The p690 is designed for both technical and commercial applications. On the commercial side, it can be used by the Banking or Finance, and Manufacturing sectors. These industries demand high reliability, the ability to maintain applications, high bandwidth connectivity, and predictable performance.

The other areas are high-performance computing where it can be used in universities, for weather forecasting, and in the defense industry. I can build a supercomputer by connecting a series of such machines. Each processor is capable of four floating-point operations in a cycle. That's over 5 gigaflops. With nine floating-point operations per processor, that's over a 166 gigaflops for a 32-way system. Take six of those systems and I have a teraflop.

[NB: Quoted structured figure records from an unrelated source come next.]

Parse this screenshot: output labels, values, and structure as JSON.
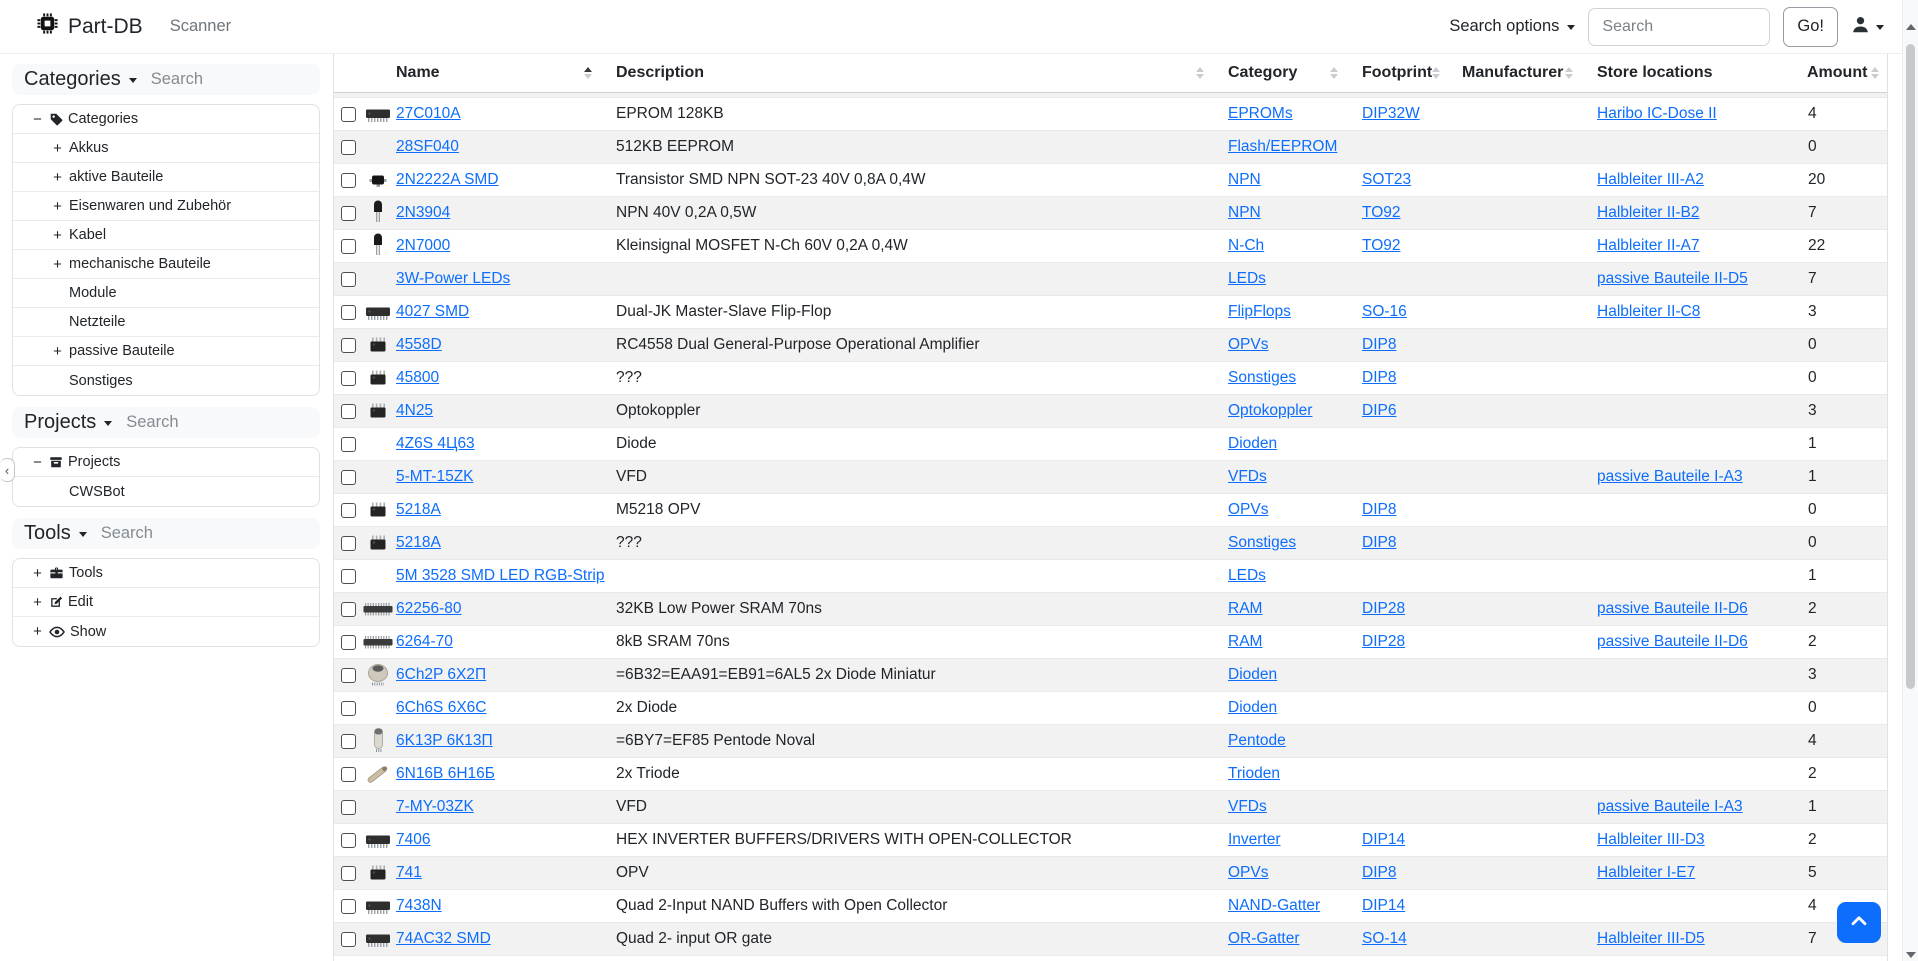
{
  "navbar": {
    "brand": "Part-DB",
    "scanner_label": "Scanner",
    "search_options_label": "Search options",
    "search_placeholder": "Search",
    "go_label": "Go!"
  },
  "sidebar": {
    "collapse_icon": "‹",
    "sections": [
      {
        "title": "Categories",
        "search_placeholder": "Search",
        "items": [
          {
            "toggle": "−",
            "icon": "tag",
            "label": "Categories",
            "level": 0
          },
          {
            "toggle": "+",
            "label": "Akkus",
            "level": 1
          },
          {
            "toggle": "+",
            "label": "aktive Bauteile",
            "level": 1
          },
          {
            "toggle": "+",
            "label": "Eisenwaren und Zubehör",
            "level": 1
          },
          {
            "toggle": "+",
            "label": "Kabel",
            "level": 1
          },
          {
            "toggle": "+",
            "label": "mechanische Bauteile",
            "level": 1
          },
          {
            "toggle": "",
            "label": "Module",
            "level": 1
          },
          {
            "toggle": "",
            "label": "Netzteile",
            "level": 1
          },
          {
            "toggle": "+",
            "label": "passive Bauteile",
            "level": 1
          },
          {
            "toggle": "",
            "label": "Sonstiges",
            "level": 1
          }
        ]
      },
      {
        "title": "Projects",
        "search_placeholder": "Search",
        "items": [
          {
            "toggle": "−",
            "icon": "box",
            "label": "Projects",
            "level": 0
          },
          {
            "toggle": "",
            "label": "CWSBot",
            "level": 1
          }
        ]
      },
      {
        "title": "Tools",
        "search_placeholder": "Search",
        "items": [
          {
            "toggle": "+",
            "icon": "toolbox",
            "label": "Tools",
            "level": 0
          },
          {
            "toggle": "+",
            "icon": "edit",
            "label": "Edit",
            "level": 0
          },
          {
            "toggle": "+",
            "icon": "eye",
            "label": "Show",
            "level": 0
          }
        ]
      }
    ]
  },
  "table": {
    "columns": [
      {
        "label": "Name",
        "sort": "asc"
      },
      {
        "label": "Description",
        "sort": "unsorted"
      },
      {
        "label": "Category",
        "sort": "unsorted"
      },
      {
        "label": "Footprint",
        "sort": "unsorted"
      },
      {
        "label": "Manufacturer",
        "sort": "unsorted"
      },
      {
        "label": "Store locations",
        "sort": "none"
      },
      {
        "label": "Amount",
        "sort": "unsorted"
      }
    ],
    "rows": [
      {
        "image": "dip-wide",
        "name": "27C010A",
        "description": "EPROM 128KB",
        "category": "EPROMs",
        "footprint": "DIP32W",
        "manufacturer": "",
        "store_location": "Haribo IC-Dose II",
        "amount": "4"
      },
      {
        "image": "",
        "name": "28SF040",
        "description": "512KB EEPROM",
        "category": "Flash/EEPROM",
        "footprint": "",
        "manufacturer": "",
        "store_location": "",
        "amount": "0"
      },
      {
        "image": "sot23",
        "name": "2N2222A SMD",
        "description": "Transistor SMD NPN SOT-23 40V 0,8A 0,4W",
        "category": "NPN",
        "footprint": "SOT23",
        "manufacturer": "",
        "store_location": "Halbleiter III-A2",
        "amount": "20"
      },
      {
        "image": "to92",
        "name": "2N3904",
        "description": "NPN 40V 0,2A 0,5W",
        "category": "NPN",
        "footprint": "TO92",
        "manufacturer": "",
        "store_location": "Halbleiter II-B2",
        "amount": "7"
      },
      {
        "image": "to92",
        "name": "2N7000",
        "description": "Kleinsignal MOSFET N-Ch 60V 0,2A 0,4W",
        "category": "N-Ch",
        "footprint": "TO92",
        "manufacturer": "",
        "store_location": "Halbleiter II-A7",
        "amount": "22"
      },
      {
        "image": "",
        "name": "3W-Power LEDs",
        "description": "",
        "category": "LEDs",
        "footprint": "",
        "manufacturer": "",
        "store_location": "passive Bauteile II-D5",
        "amount": "7"
      },
      {
        "image": "dip-wide",
        "name": "4027 SMD",
        "description": "Dual-JK Master-Slave Flip-Flop",
        "category": "FlipFlops",
        "footprint": "SO-16",
        "manufacturer": "",
        "store_location": "Halbleiter II-C8",
        "amount": "3"
      },
      {
        "image": "dip8",
        "name": "4558D",
        "description": "RC4558 Dual General-Purpose Operational Amplifier",
        "category": "OPVs",
        "footprint": "DIP8",
        "manufacturer": "",
        "store_location": "",
        "amount": "0"
      },
      {
        "image": "dip8",
        "name": "45800",
        "description": "???",
        "category": "Sonstiges",
        "footprint": "DIP8",
        "manufacturer": "",
        "store_location": "",
        "amount": "0"
      },
      {
        "image": "dip8",
        "name": "4N25",
        "description": "Optokoppler",
        "category": "Optokoppler",
        "footprint": "DIP6",
        "manufacturer": "",
        "store_location": "",
        "amount": "3"
      },
      {
        "image": "",
        "name": "4Z6S 4Ц63",
        "description": "Diode",
        "category": "Dioden",
        "footprint": "",
        "manufacturer": "",
        "store_location": "",
        "amount": "1"
      },
      {
        "image": "",
        "name": "5-MT-15ZK",
        "description": "VFD",
        "category": "VFDs",
        "footprint": "",
        "manufacturer": "",
        "store_location": "passive Bauteile I-A3",
        "amount": "1"
      },
      {
        "image": "dip8",
        "name": "5218A",
        "description": "M5218 OPV",
        "category": "OPVs",
        "footprint": "DIP8",
        "manufacturer": "",
        "store_location": "",
        "amount": "0"
      },
      {
        "image": "dip8",
        "name": "5218A",
        "description": "???",
        "category": "Sonstiges",
        "footprint": "DIP8",
        "manufacturer": "",
        "store_location": "",
        "amount": "0"
      },
      {
        "image": "",
        "name": "5M 3528 SMD LED RGB-Strip",
        "description": "",
        "category": "LEDs",
        "footprint": "",
        "manufacturer": "",
        "store_location": "",
        "amount": "1"
      },
      {
        "image": "dip-long",
        "name": "62256-80",
        "description": "32KB Low Power SRAM 70ns",
        "category": "RAM",
        "footprint": "DIP28",
        "manufacturer": "",
        "store_location": "passive Bauteile II-D6",
        "amount": "2"
      },
      {
        "image": "dip-long",
        "name": "6264-70",
        "description": "8kB SRAM 70ns",
        "category": "RAM",
        "footprint": "DIP28",
        "manufacturer": "",
        "store_location": "passive Bauteile II-D6",
        "amount": "2"
      },
      {
        "image": "tube-small",
        "name": "6Ch2P 6Х2П",
        "description": "=6B32=EAA91=EB91=6AL5 2x Diode Miniatur",
        "category": "Dioden",
        "footprint": "",
        "manufacturer": "",
        "store_location": "",
        "amount": "3"
      },
      {
        "image": "",
        "name": "6Ch6S 6X6C",
        "description": "2x Diode",
        "category": "Dioden",
        "footprint": "",
        "manufacturer": "",
        "store_location": "",
        "amount": "0"
      },
      {
        "image": "tube",
        "name": "6K13P 6К13П",
        "description": "=6BY7=EF85 Pentode Noval",
        "category": "Pentode",
        "footprint": "",
        "manufacturer": "",
        "store_location": "",
        "amount": "4"
      },
      {
        "image": "tube-diagonal",
        "name": "6N16B 6Н16Б",
        "description": "2x Triode",
        "category": "Trioden",
        "footprint": "",
        "manufacturer": "",
        "store_location": "",
        "amount": "2"
      },
      {
        "image": "",
        "name": "7-MY-03ZK",
        "description": "VFD",
        "category": "VFDs",
        "footprint": "",
        "manufacturer": "",
        "store_location": "passive Bauteile I-A3",
        "amount": "1"
      },
      {
        "image": "dip-wide",
        "name": "7406",
        "description": "HEX INVERTER BUFFERS/DRIVERS WITH OPEN-COLLECTOR",
        "category": "Inverter",
        "footprint": "DIP14",
        "manufacturer": "",
        "store_location": "Halbleiter III-D3",
        "amount": "2"
      },
      {
        "image": "dip8",
        "name": "741",
        "description": "OPV",
        "category": "OPVs",
        "footprint": "DIP8",
        "manufacturer": "",
        "store_location": "Halbleiter I-E7",
        "amount": "5"
      },
      {
        "image": "dip-wide",
        "name": "7438N",
        "description": "Quad 2-Input NAND Buffers with Open Collector",
        "category": "NAND-Gatter",
        "footprint": "DIP14",
        "manufacturer": "",
        "store_location": "",
        "amount": "4"
      },
      {
        "image": "so14",
        "name": "74AC32 SMD",
        "description": "Quad 2- input OR gate",
        "category": "OR-Gatter",
        "footprint": "SO-14",
        "manufacturer": "",
        "store_location": "Halbleiter III-D5",
        "amount": "7"
      }
    ]
  },
  "colors": {
    "accent": "#0d6efd",
    "link": "#0d6efd",
    "stripe": "#f2f2f2"
  }
}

What is the basic configuration of the p690? What is its scalability like?
The p690 comes in modules. I can have a 1-, 2-, 3-, or 4-module system. Each module has 8 processors. So it can be as small as an 8-way symmetric multiprocessor system to as large as a 32-way symmetric multiprocessor. So we offer an 8-, 16-, 24-, or 32-way systems. The processors are either 1.1 GHz (1100MHz) or 1.3 MHz. In future we will move to 1.5 GHz and 2 GHz, and the buses will scale with it.

We believe that you must design today not just with the technology that is available, but with the technology that will come in the next few years.

How does the price of this machine compare with that of the Sun Fire 15K? Assuming both have similar configurations.

Regatta is half the price of a Sun Fire. On a processor-to-processor base, we offer twice the computing power at half the cost. Our 32-way system outperforms Sun's 72-way server.

So you are looking at putting fewer processors in the box?
We are not looking at putting fewer processors in the box, but putting in enough processors to do the job.

Fewer processors add value to the customer too. Because many software vendors charge by number of processors. If we offer 32 processors at 1.3 GHz it is a much smaller number than 72 processors on 900 MHz (as in the Sun Fire). So I have software savings in addition to higher performance.

On the technology front how does Regatta compare with HP Superdome and Sun Fire?
Both of those are using technology that is a generation or two old. We started this project five years ago (end of 1996), and when we began we tried to forecast where our competitors would be now and set our targets for the Regatta system. Both HP and Sun have slipped years from where they said they would be. We delivered Regatta on the date we said we would five years ago.

Their switches are a generation behind us. In the area of the chip itself, at 1100 MHz the POWER4 chip consumes 115 watts of power. The Sun at 900 MHz consumes 75 watts. As you increase the frequency, the power increases proportionally, so at 1100 MHz the Sun chip would be 90 watts—that's for one processor. The 115 watts for the POWER4 processor is for both processors and the second level cache.

So it's not just important to have good technology, but also to know how to use it. It's how you build systems using technology. Our chips run cooler. The hotter the chip the lower the reliability. It reduces your TCO.

Comparing our system with HP Superdome, I'd say Regatta outperforms the HP machine and takes up less space. If you look at the HP machine in terms of weight and packaging, there is a significant differences.

Until now developers would first make applications for the Solaris platform. Having a Unix server with new technology does not give you an advantage. What about the applications?

We have set up porting centers where we work with the developers to help them port their applications to our platform. So eventually all the important applications will be there on our system.